Advanced microscopes underpin a huge range of critical research, from the ultra-light and strong materials of the future to life-saving treatments for cancer. However, as these instruments have evolved, so have the quantities of data they produce. This leads us to the question: how can this data be stored and managed so that it's findable, accessible, interoperable and reusable (FAIR) for further research?
A new project supported by the Australian Research Data Commons (ARDC), Australian Characterisation Commons at Scale (ACCS), aims to resolve the big-data challenges faced by microscopy facilities around the country by providing tools, best practice guides, specialised training and knowledge sharing. The project is a partnership between 20 Australian institutions*, including universities, research institutions and national research infrastructure facilities.
“Recent innovations in microscopy instruments have come with significant challenges for facilities regarding the amount of data that they can generate, which can amount to terabytes of data per day,” said Dr David Poger, Research Data Manager at Microscopy Australia and ACCS project team member.
To uncover the challenges faced by facilities when managing data, the team surveyed microscopy facilities across Australia and internationally. The findings were published in a first-of-its-kind discovery report “Orchestration and management of data generated by big-data electron microscopy instruments: A Discovery report,” which identifies the trends, tools, procedures and gaps faced by these facilities, and makes recommendations to the ACCS program, and to microscopy facilities across the world, on how to manage these.
Some of the challenges cited by the facilities include:
- How to move large volumes of data efficiently and quickly with limited impact on the institution’s network performance.

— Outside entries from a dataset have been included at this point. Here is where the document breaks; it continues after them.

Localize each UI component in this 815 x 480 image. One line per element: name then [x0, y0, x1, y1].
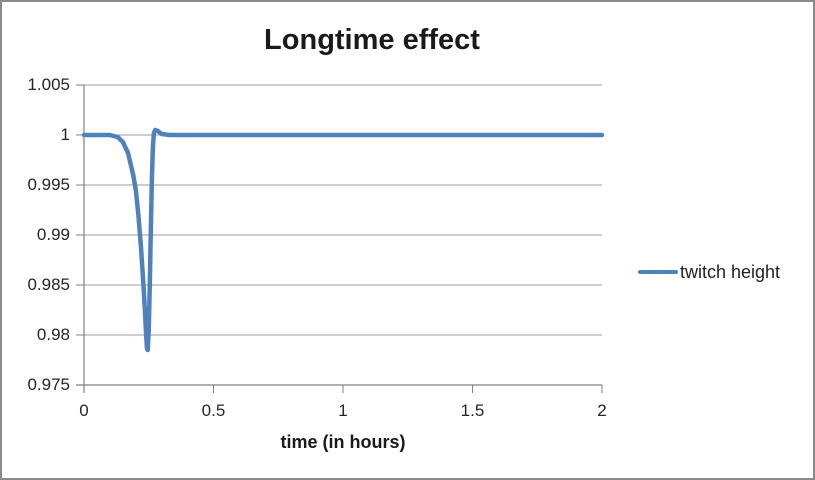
- y-tick-label: 1: [60, 125, 70, 144]
- data-series-line: [81, 127, 605, 353]
- x-tick-label: 2: [597, 401, 607, 420]
- y-tick-label: 0.98: [36, 325, 70, 344]
- y-tick-label: 0.99: [36, 225, 70, 244]
- legend-line-swatch: [638, 269, 678, 275]
- x-tick-label: 1: [338, 401, 348, 420]
- legend: twitch height: [638, 262, 780, 282]
- y-tick-label: 0.985: [27, 275, 70, 294]
- x-axis-title: time (in hours): [280, 432, 406, 452]
- y-tick-label: 0.995: [27, 175, 70, 194]
- y-tick-label: 1.005: [27, 75, 70, 94]
- x-tick-label: 0: [79, 401, 89, 420]
- chart-title: Longtime effect: [264, 24, 480, 56]
- legend-label: twitch height: [680, 261, 781, 282]
- x-tick-label: 1.5: [460, 401, 485, 420]
- x-tick-label: 0.5: [201, 401, 226, 420]
- y-tick-label: 0.975: [27, 375, 70, 394]
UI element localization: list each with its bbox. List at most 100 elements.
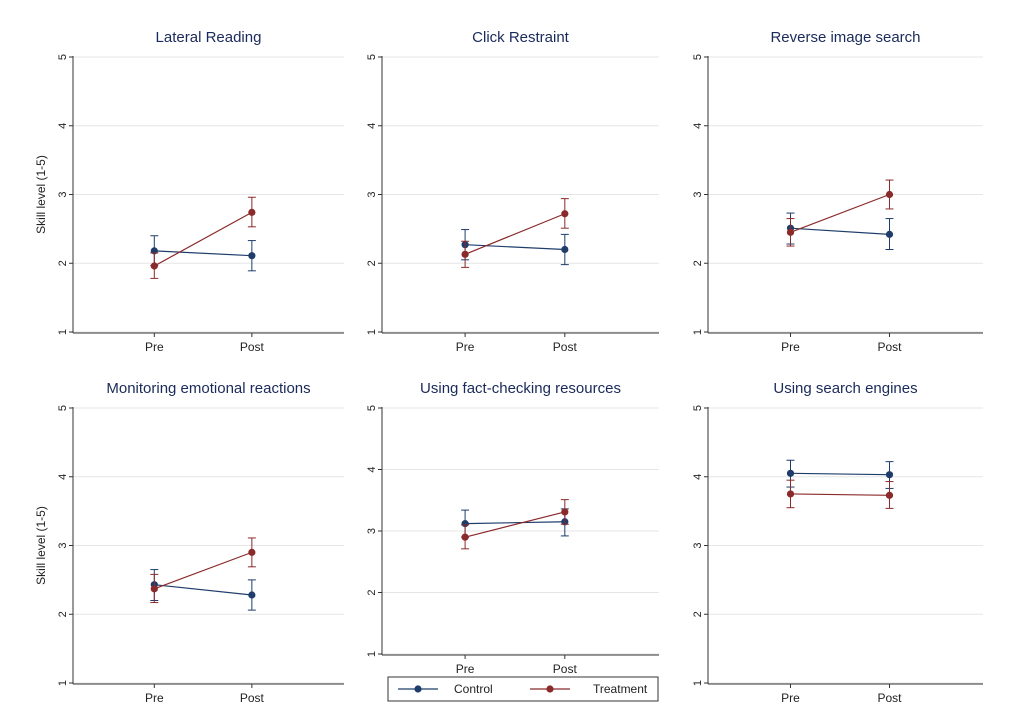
x-tick-label: Post — [553, 340, 578, 354]
data-point — [786, 469, 795, 477]
legend-item: Treatment — [530, 682, 648, 696]
x-tick-label: Post — [240, 691, 265, 705]
series-line — [465, 244, 565, 251]
y-tick-label: 3 — [366, 528, 378, 534]
y-tick-label: 5 — [366, 54, 378, 60]
x-tick-label: Post — [877, 340, 902, 354]
series-line — [790, 493, 890, 496]
data-point — [885, 190, 894, 199]
chart-panel: Lateral Reading 1 2 3 4 5 Pre Post Skill level (… — [34, 29, 344, 354]
legend-swatch-marker — [414, 685, 422, 693]
series-treatment — [786, 179, 894, 247]
y-tick-label: 2 — [57, 260, 69, 266]
panel-title: Lateral Reading — [156, 29, 262, 46]
x-tick-label: Post — [877, 691, 902, 705]
legend-label: Treatment — [593, 682, 648, 696]
panel-title: Click Restraint — [472, 29, 570, 46]
y-axis-label: Skill level (1-5) — [34, 506, 48, 585]
series-control — [461, 229, 569, 266]
y-tick-label: 1 — [57, 329, 69, 335]
panel-title: Monitoring emotional reactions — [106, 380, 310, 397]
y-tick-label: 2 — [366, 260, 378, 266]
x-tick-label: Pre — [781, 340, 800, 354]
y-tick-label: 4 — [57, 474, 69, 480]
y-tick-label: 1 — [692, 329, 704, 335]
y-tick-label: 3 — [692, 191, 704, 197]
panels: Lateral Reading 1 2 3 4 5 Pre Post Skill level (… — [34, 29, 983, 705]
y-tick-label: 1 — [692, 680, 704, 686]
x-tick-label: Post — [553, 662, 578, 676]
y-axis-label: Skill level (1-5) — [34, 155, 48, 234]
series-line — [154, 250, 252, 257]
series-treatment — [786, 479, 894, 509]
series-line — [154, 551, 253, 590]
data-point — [885, 491, 894, 499]
y-tick-label: 3 — [57, 191, 69, 197]
series-line — [464, 213, 566, 255]
panel-title: Using search engines — [773, 380, 917, 397]
series-treatment — [150, 196, 256, 279]
data-point — [885, 230, 894, 238]
data-point — [248, 548, 256, 556]
data-point — [248, 208, 256, 216]
series-treatment — [461, 499, 569, 550]
y-tick-label: 2 — [366, 589, 378, 595]
x-tick-label: Pre — [145, 340, 164, 354]
y-tick-label: 4 — [692, 474, 704, 480]
series-control — [461, 508, 569, 538]
y-tick-label: 2 — [692, 260, 704, 266]
chart-panel: Monitoring emotional reactions 1 2 3 4 5 Pre Po… — [34, 380, 344, 705]
data-point — [786, 490, 795, 498]
chart-panel: Reverse image search 1 2 3 4 5 Pre Post — [692, 29, 983, 354]
y-tick-label: 4 — [692, 123, 704, 129]
chart-panel: Using fact-checking resources 1 2 3 4 5 Pre Pos… — [366, 380, 659, 676]
data-point — [150, 262, 158, 270]
legend-swatch-marker — [546, 685, 554, 693]
series-line — [790, 472, 890, 476]
series-treatment — [461, 198, 569, 268]
data-point — [561, 245, 569, 254]
y-tick-label: 5 — [366, 405, 378, 411]
series-line — [790, 227, 890, 235]
y-tick-label: 3 — [692, 542, 704, 548]
series-line — [790, 193, 890, 233]
panel-title: Reverse image search — [770, 29, 920, 46]
data-point — [561, 508, 569, 516]
y-tick-label: 4 — [366, 466, 378, 472]
legend: Control Treatment — [387, 676, 659, 702]
legend-label: Control — [454, 682, 493, 696]
data-point — [150, 585, 158, 593]
series-line — [464, 511, 565, 538]
data-point — [885, 471, 894, 479]
x-tick-label: Pre — [781, 691, 800, 705]
data-point — [786, 228, 795, 236]
series-line — [154, 211, 253, 267]
x-tick-label: Pre — [145, 691, 164, 705]
chart-panel: Using search engines 1 2 3 4 5 Pre Post — [692, 380, 983, 705]
x-tick-label: Pre — [456, 340, 475, 354]
data-point — [461, 533, 469, 541]
y-tick-label: 4 — [366, 123, 378, 129]
y-tick-label: 3 — [366, 191, 378, 197]
data-point — [561, 210, 569, 218]
data-point — [461, 520, 469, 528]
y-tick-label: 1 — [366, 329, 378, 335]
chart-panel: Click Restraint 1 2 3 4 5 Pre Post — [366, 29, 659, 354]
y-tick-label: 2 — [57, 611, 69, 617]
y-tick-label: 3 — [57, 542, 69, 548]
panel-title: Using fact-checking resources — [420, 380, 621, 397]
series-line — [465, 521, 565, 525]
y-tick-label: 2 — [692, 611, 704, 617]
data-point — [461, 250, 469, 258]
data-point — [248, 591, 256, 599]
series-control — [150, 569, 256, 611]
series-line — [154, 584, 252, 596]
x-tick-label: Post — [240, 340, 265, 354]
y-tick-label: 5 — [57, 54, 69, 60]
y-tick-label: 1 — [57, 680, 69, 686]
x-tick-label: Pre — [456, 662, 475, 676]
y-tick-label: 5 — [692, 405, 704, 411]
y-tick-label: 4 — [57, 123, 69, 129]
series-control — [786, 212, 894, 250]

- Which software packages and infrastructure can be used to process large data volumes optimally?
- What needs to be stored and for how long given the large data volumes generated?
- Is it possible to automate many or most of the steps from the point of data capture to where data is stored while ensuring they remain accessible?
“Although such challenges may seem basic, their technical solutions identified by the report often required expert knowledge, dedicated resources and software packages that most facilities wouldn’t be able to access or deploy on their own,” Dr Poger elaborated.
The ACCS project leader, Prof. Wojtek Goscinski, Associate Director Monash eResearch Centre, added: “The discovery report provides us with a community roadmap outlining the way microscopy facilities and their users are approaching these challenges and identifying international best practice.”
Collaborating to solve big-data challenges
Through the ACCS project, microscopy facilities across Australia will be working together to solve the big-data challenges they face.
Prof. Antoine van Oijen. NHMRC Leadership Fellow and Director, Molecular Horizons at the University of Wollongong said: “We’ve established a new cryo-electron microscopy facility here at the University of Wollongong and have been working hard during the last couple of years on putting in place not only the microscopy equipment, but also the processes and workflows to manage the large amounts of data we get from these microscopes.
“Being part of the ACCS project is a wonderful opportunity that has allowed us to partner with experts all over the country who are dealing with similar problems, to learn from them and to work together to create solutions that work not just locally, but at a national scale.”
The discovery report has formed the basis for current work that will help microscopy facilities move, store and manage data more efficiently. An academic publication will follow in the coming months.
*The Australian Characterisation Commons at Scale (ACCS) is supported by the ARDC and is a partnership between Monash University, AARNet, Bioplatforms Australia, Flinders University, EMBL Australia, Microscopy Australia, National Imaging Facility, Pawsey Supercomputing Centre, QCIF, RMIT University, Swinburne University, The Florey Institute of Neuroscience and Mental Health, The University of Melbourne, University of New South Wales, University of Queensland, University of South Australia, University of Sydney, University of Western Australia, University of Wollongong.
The ARDC, EMBL Australia, Microscopy Australia, National Imaging Facility, Pawsey Supercomputing Centre are funded through the National Collaborative Research Infrastructure Strategy (NCRIS).